The security module only tries to generate errors using simple attacks and does not attempt any exploits. It will significantly increase the number of requests however, and will also submit any forms it finds multiple times.

Dependencies

  • Python 3.
    • pytidylib (validation, accessibility)
    • dnspython (domain check)
  • HTML Tidy (validation, accessibility).
  • Whois (domain check).
  • A word list for your language with one word per line (spelling).
    • English is available here (Word Lists). Place the file in the config/output directory (see below) and put the file name in the config or specify an absolute path in the config.

Installation

Windows

Download and install the following:

  • Python 3.

  • tidy.dll if validation or accessibility checks are required. Place tidy.dll somewhere on your system path.

  • whois.exe if domain checking is required. Place the whois.exe somewhere on your system path or in the sitecheck directory.

It is recommended to install the Python package dependencies with pip inside a virtual environment.

To install sitecheck, extract the archive then open a command window in the same directory as the extracted files and type:

python setup.py install

Linux

Packages for dependencies should be available from your distribution's package manager or pip. Install all dependencies then extract the archive and run:

python setup.py install

Usage

Windows

C:\Python32\Scripts\runsitecheck.py -d http://www.domain-goes-here C:\path\to\output

Linux

runsitecheck.py -d http://www.domain-goes-here /path/to/output

To specify the default page, use the -p switch:

runsitecheck.py -d http://www.domain-goes-here -p home.html /path/to/output

See "Configuration" below for running repeated tests against the same domain.

While running, Ctrl+c will prompt for abort or suspend.

To resume a suspended job or use an existing configuration file, run the script with the path to an existing output directory:

runsitecheck.py /path/to/output

Modules

  • Persister Downloads site files to disk for further analysis, disabled by default.

  • InboundLinks Checks URLs in the search result listings from the Google and Bing search engines, disabled by default.

  • RegexMatch Checks for regular expression match in headers and content. To search for headers which don't match a regular expression, prefix the name with ^ and to search for content which doesn't match, prefix with _.

  • Validator Lists validation errors, disabled by default.

  • Accessibility Outputs selected accessibility warnings that can be automatically tested, Disabled by default.

  • MetaData Checks for missing/empty/duplicate meta title, description and keywords.

  • StatusLog Logs any 4XX and 5XX responses. Also checks outbound links.

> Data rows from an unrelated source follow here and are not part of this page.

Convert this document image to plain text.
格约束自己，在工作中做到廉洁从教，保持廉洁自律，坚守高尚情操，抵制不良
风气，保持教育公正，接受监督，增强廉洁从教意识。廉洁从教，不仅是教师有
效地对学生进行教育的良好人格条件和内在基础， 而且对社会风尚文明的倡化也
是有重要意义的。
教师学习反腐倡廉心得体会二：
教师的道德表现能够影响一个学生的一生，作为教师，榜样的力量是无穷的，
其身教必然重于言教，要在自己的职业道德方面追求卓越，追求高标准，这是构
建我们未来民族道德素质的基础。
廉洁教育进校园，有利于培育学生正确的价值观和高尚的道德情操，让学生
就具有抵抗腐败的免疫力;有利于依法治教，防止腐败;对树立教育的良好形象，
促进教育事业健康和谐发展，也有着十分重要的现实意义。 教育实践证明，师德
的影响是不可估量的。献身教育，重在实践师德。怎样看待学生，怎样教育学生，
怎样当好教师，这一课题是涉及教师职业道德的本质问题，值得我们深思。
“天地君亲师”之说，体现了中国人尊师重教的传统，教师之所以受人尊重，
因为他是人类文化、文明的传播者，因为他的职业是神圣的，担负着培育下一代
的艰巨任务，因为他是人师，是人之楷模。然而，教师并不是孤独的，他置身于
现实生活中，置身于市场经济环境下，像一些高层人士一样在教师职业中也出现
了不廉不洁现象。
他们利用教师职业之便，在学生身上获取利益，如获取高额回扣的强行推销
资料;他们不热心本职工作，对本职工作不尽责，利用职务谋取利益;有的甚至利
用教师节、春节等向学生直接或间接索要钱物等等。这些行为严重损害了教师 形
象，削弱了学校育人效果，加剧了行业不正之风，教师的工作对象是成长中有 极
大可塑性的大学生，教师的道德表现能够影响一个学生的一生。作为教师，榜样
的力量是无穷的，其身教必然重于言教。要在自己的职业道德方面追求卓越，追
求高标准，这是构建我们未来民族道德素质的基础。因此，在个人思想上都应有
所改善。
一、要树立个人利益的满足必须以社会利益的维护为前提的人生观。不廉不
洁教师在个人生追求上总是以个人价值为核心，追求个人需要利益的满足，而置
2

  • Security Attempts basic SQL injection and XSS attacks on get and post parameters, disabled by default.

  • Comments Logs the content of any HTML comments found.

  • Spelling Spellcheck using the specified dictionary (see above), disabled by default.

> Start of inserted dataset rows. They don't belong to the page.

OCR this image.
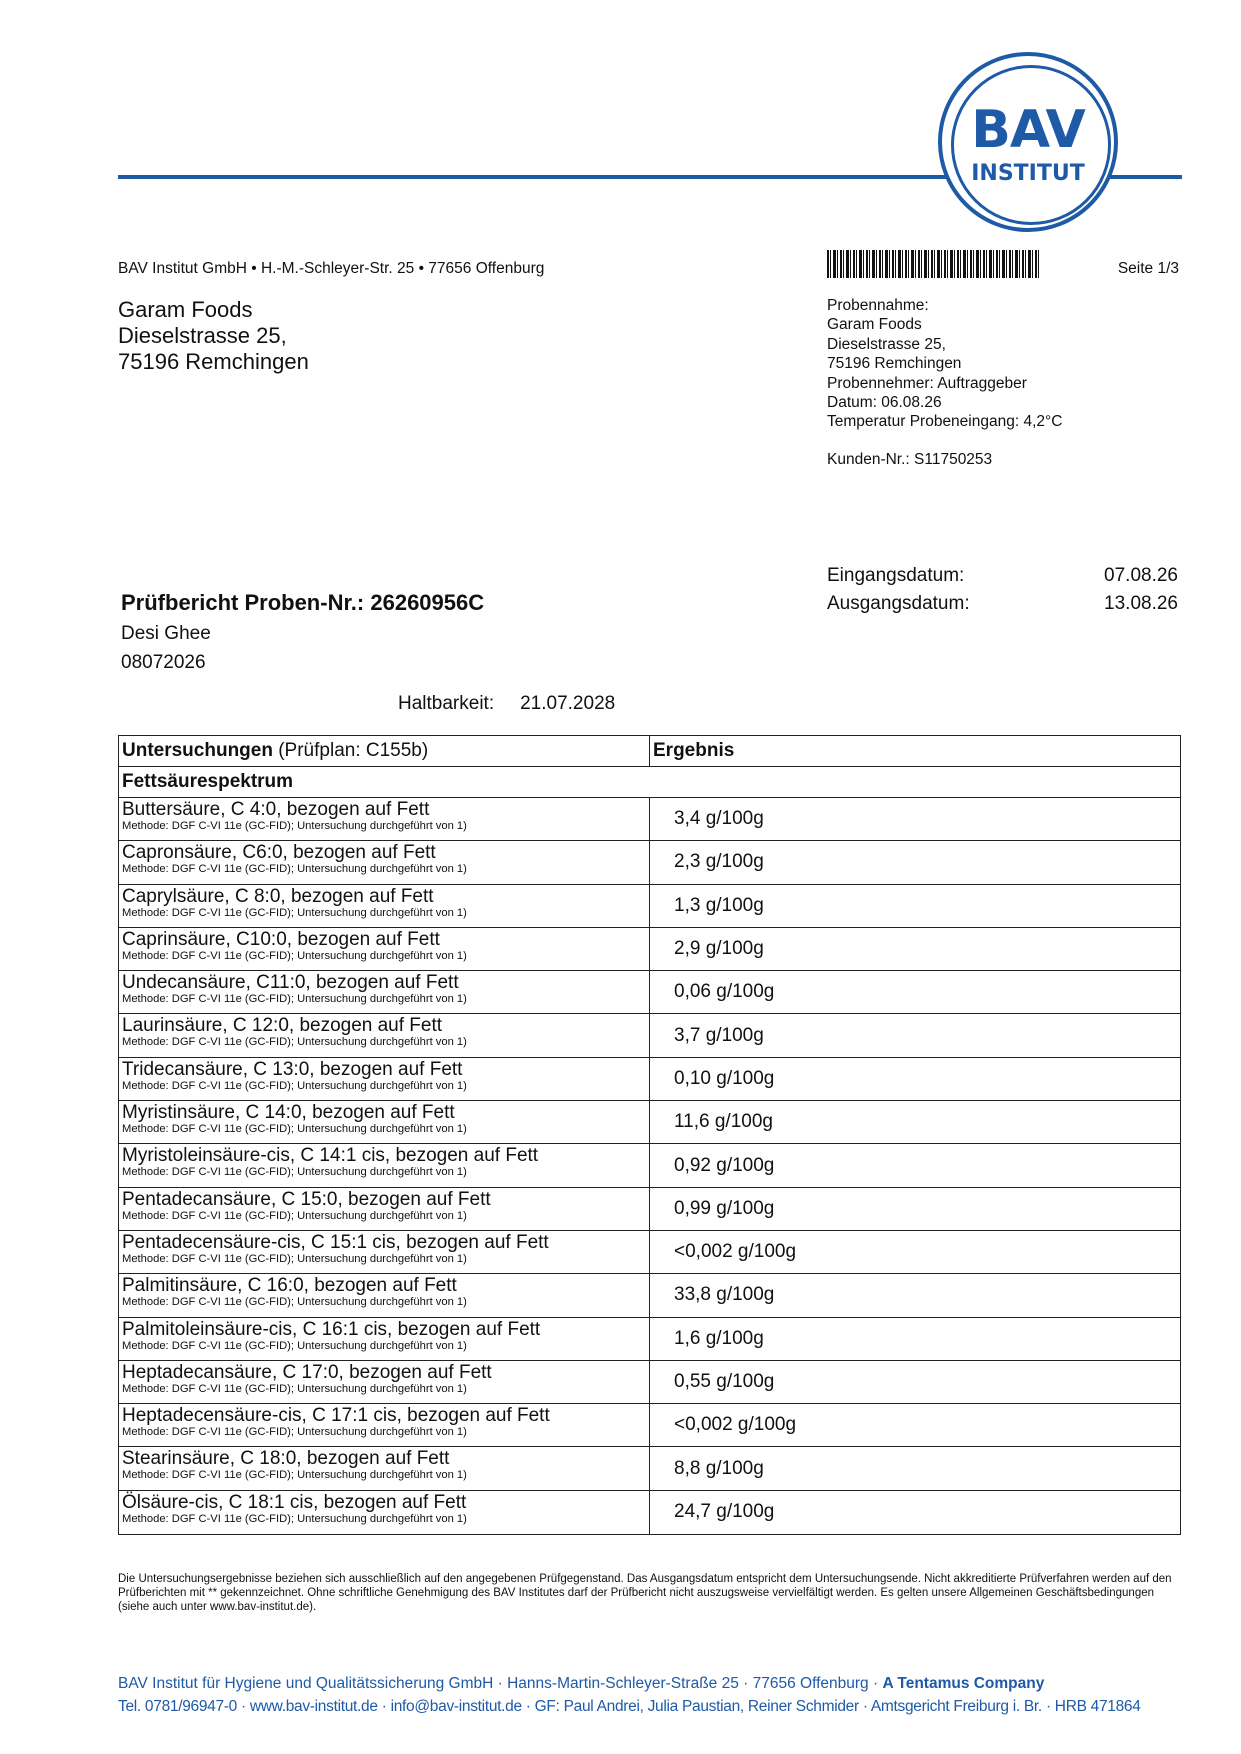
BAV
INSTITUT
BAV Institut GmbH • H.-M.-Schleyer-Str. 25 • 77656 Offenburg	Seite 1/3
Garam Foods
Dieselstrasse 25,
75196 Remchingen
Probennahme:
Garam Foods
Dieselstrasse 25,
75196 Remchingen
Probennehmer: Auftraggeber
Datum: 06.08.26
Temperatur Probeneingang: 4,2°C
Kunden-Nr.: S11750253
Eingangsdatum:	07.08.26
Ausgangsdatum:	13.08.26
Prüfbericht Proben-Nr.: 26260956C
Desi Ghee
08072026
Haltbarkeit: 21.07.2028
Untersuchungen (Prüfplan: C155b)	Ergebnis
Fettsäurespektrum
Buttersäure, C 4:0, bezogen auf Fett
Methode: DGF C-VI 11e (GC-FID); Untersuchung durchgeführt von 1)	3,4 g/100g
Capronsäure, C6:0, bezogen auf Fett
Methode: DGF C-VI 11e (GC-FID); Untersuchung durchgeführt von 1)	2,3 g/100g
Caprylsäure, C 8:0, bezogen auf Fett
Methode: DGF C-VI 11e (GC-FID); Untersuchung durchgeführt von 1)	1,3 g/100g
Caprinsäure, C10:0, bezogen auf Fett
Methode: DGF C-VI 11e (GC-FID); Untersuchung durchgeführt von 1)	2,9 g/100g
Undecansäure, C11:0, bezogen auf Fett
Methode: DGF C-VI 11e (GC-FID); Untersuchung durchgeführt von 1)	0,06 g/100g
Laurinsäure, C 12:0, bezogen auf Fett
Methode: DGF C-VI 11e (GC-FID); Untersuchung durchgeführt von 1)	3,7 g/100g
Tridecansäure, C 13:0, bezogen auf Fett
Methode: DGF C-VI 11e (GC-FID); Untersuchung durchgeführt von 1)	0,10 g/100g
Myristinsäure, C 14:0, bezogen auf Fett
Methode: DGF C-VI 11e (GC-FID); Untersuchung durchgeführt von 1)	11,6 g/100g
Myristoleinsäure-cis, C 14:1 cis, bezogen auf Fett
Methode: DGF C-VI 11e (GC-FID); Untersuchung durchgeführt von 1)	0,92 g/100g
Pentadecansäure, C 15:0, bezogen auf Fett
Methode: DGF C-VI 11e (GC-FID); Untersuchung durchgeführt von 1)	0,99 g/100g
Pentadecensäure-cis, C 15:1 cis, bezogen auf Fett
Methode: DGF C-VI 11e (GC-FID); Untersuchung durchgeführt von 1)	<0,002 g/100g
Palmitinsäure, C 16:0, bezogen auf Fett
Methode: DGF C-VI 11e (GC-FID); Untersuchung durchgeführt von 1)	33,8 g/100g
Palmitoleinsäure-cis, C 16:1 cis, bezogen auf Fett
Methode: DGF C-VI 11e (GC-FID); Untersuchung durchgeführt von 1)	1,6 g/100g
Heptadecansäure, C 17:0, bezogen auf Fett
Methode: DGF C-VI 11e (GC-FID); Untersuchung durchgeführt von 1)	0,55 g/100g
Heptadecensäure-cis, C 17:1 cis, bezogen auf Fett
Methode: DGF C-VI 11e (GC-FID); Untersuchung durchgeführt von 1)	<0,002 g/100g
Stearinsäure, C 18:0, bezogen auf Fett
Methode: DGF C-VI 11e (GC-FID); Untersuchung durchgeführt von 1)	8,8 g/100g
Ölsäure-cis, C 18:1 cis, bezogen auf Fett
Methode: DGF C-VI 11e (GC-FID); Untersuchung durchgeführt von 1)	24,7 g/100g
Die Untersuchungsergebnisse beziehen sich ausschließlich auf den angegebenen Prüfgegenstand. Das Ausgangsdatum entspricht dem Untersuchungsende. Nicht akkreditierte Prüfverfahren werden auf den Prüfberichten mit ** gekennzeichnet. Ohne schriftliche Genehmigung des BAV Institutes darf der Prüfbericht nicht auszugsweise vervielfältigt werden. Es gelten unsere Allgemeinen Geschäftsbedingungen (siehe auch unter www.bav-institut.de).
BAV Institut für Hygiene und Qualitätssicherung GmbH · Hanns-Martin-Schleyer-Straße 25 · 77656 Offenburg · A Tentamus Company
Tel. 0781/96947-0 · www.bav-institut.de · info@bav-institut.de · GF: Paul Andrei, Julia Paustian, Reiner Schmider · Amtsgericht Freiburg i. Br. · HRB 471864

  • Spider If this module is disabled, only a single page will be analysed. Scans all files under the domain/path as well as testing targets of external links.

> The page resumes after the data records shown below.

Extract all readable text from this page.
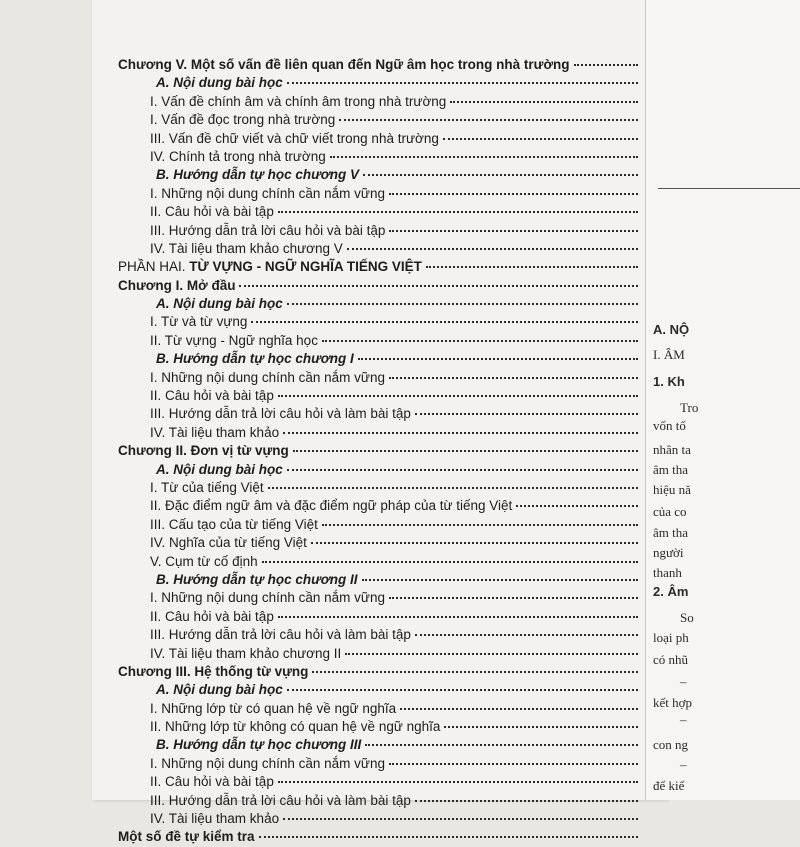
Chương V. Một số vấn đề liên quan đến Ngữ âm học trong nhà trường
A. Nội dung bài học
I. Vấn đề chính âm và chính âm trong nhà trường
I. Vấn đề đọc trong nhà trường
III. Vấn đề chữ viết và chữ viết trong nhà trường
IV. Chính tả trong nhà trường
B. Hướng dẫn tự học chương V
I. Những nội dung chính cần nắm vững
II. Câu hỏi và bài tập
III. Hướng dẫn trả lời câu hỏi và bài tập
IV. Tài liệu tham khảo chương V
PHẦN HAI. TỪ VỰNG - NGỮ NGHĨA TIẾNG VIỆT
Chương I. Mở đầu
A. Nội dung bài học
I. Từ và từ vựng
II. Từ vựng - Ngữ nghĩa học
B. Hướng dẫn tự học chương I
I. Những nội dung chính cần nắm vững
II. Câu hỏi và bài tập
III. Hướng dẫn trả lời câu hỏi và làm bài tập
IV. Tài liệu tham khảo
Chương II. Đơn vị từ vựng
A. Nội dung bài học
I. Từ của tiếng Việt
II. Đặc điểm ngữ âm và đặc điểm ngữ pháp của từ tiếng Việt
III. Cấu tạo của từ tiếng Việt
IV. Nghĩa của từ tiếng Việt
V. Cụm từ cố định
B. Hướng dẫn tự học chương II
I. Những nội dung chính cần nắm vững
II. Câu hỏi và bài tập
III. Hướng dẫn trả lời câu hỏi và làm bài tập
IV. Tài liệu tham khảo chương II
Chương III. Hệ thống từ vựng
A. Nội dung bài học
I. Những lớp từ có quan hệ về ngữ nghĩa
II. Những lớp từ không có quan hệ về ngữ nghĩa
B. Hướng dẫn tự học chương III
I. Những nội dung chính cần nắm vững
II. Câu hỏi và bài tập
III. Hướng dẫn trả lời câu hỏi và làm bài tập
IV. Tài liệu tham khảo
Một số đề tự kiểm tra
A. NỘ
I. ÂM
1. Kh
Tro
vốn tố
nhân ta
âm tha
hiệu nă
của co
âm tha
người
thanh
2. Âm
So
loại ph
có nhũ
–
kết hợp
–
con ng
–
để kiể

  • Readability Calculates the Flesch Reading Ease score and logs it if it is below the specified threshold.

  • DuplicateContent Checks for the same response with different URLs.

  • DomainCheck Gets important domain information including expiry date, SSL certificate expiry date, reverse DNS etc. disabled by default.

  • Authenticate Issues requests to authenticate with the target site before spidering beings. If specified, logout requests will be executed after spidering ends, disabled by default.

  • RequestList Define a list of requests manually which are executed in sequence, disabled by default.

  • RequiredPages Creates a list of required URLs which are logged if they are not found on the site, disabled by default.

  • InsecureContent Logs insecure content referenced from secure pages.

Configuration

Configuration for the spider and individual modules can be found in "config.py".

For site-specific configuration, copy config.py to the output directory specified on the command line. The domain and path properties can be specified in the config file and subsequently omitted from the command line (as with resuming a suspended job above). This config file will be used instead of the default. The dictionary file can also be placed in this directory.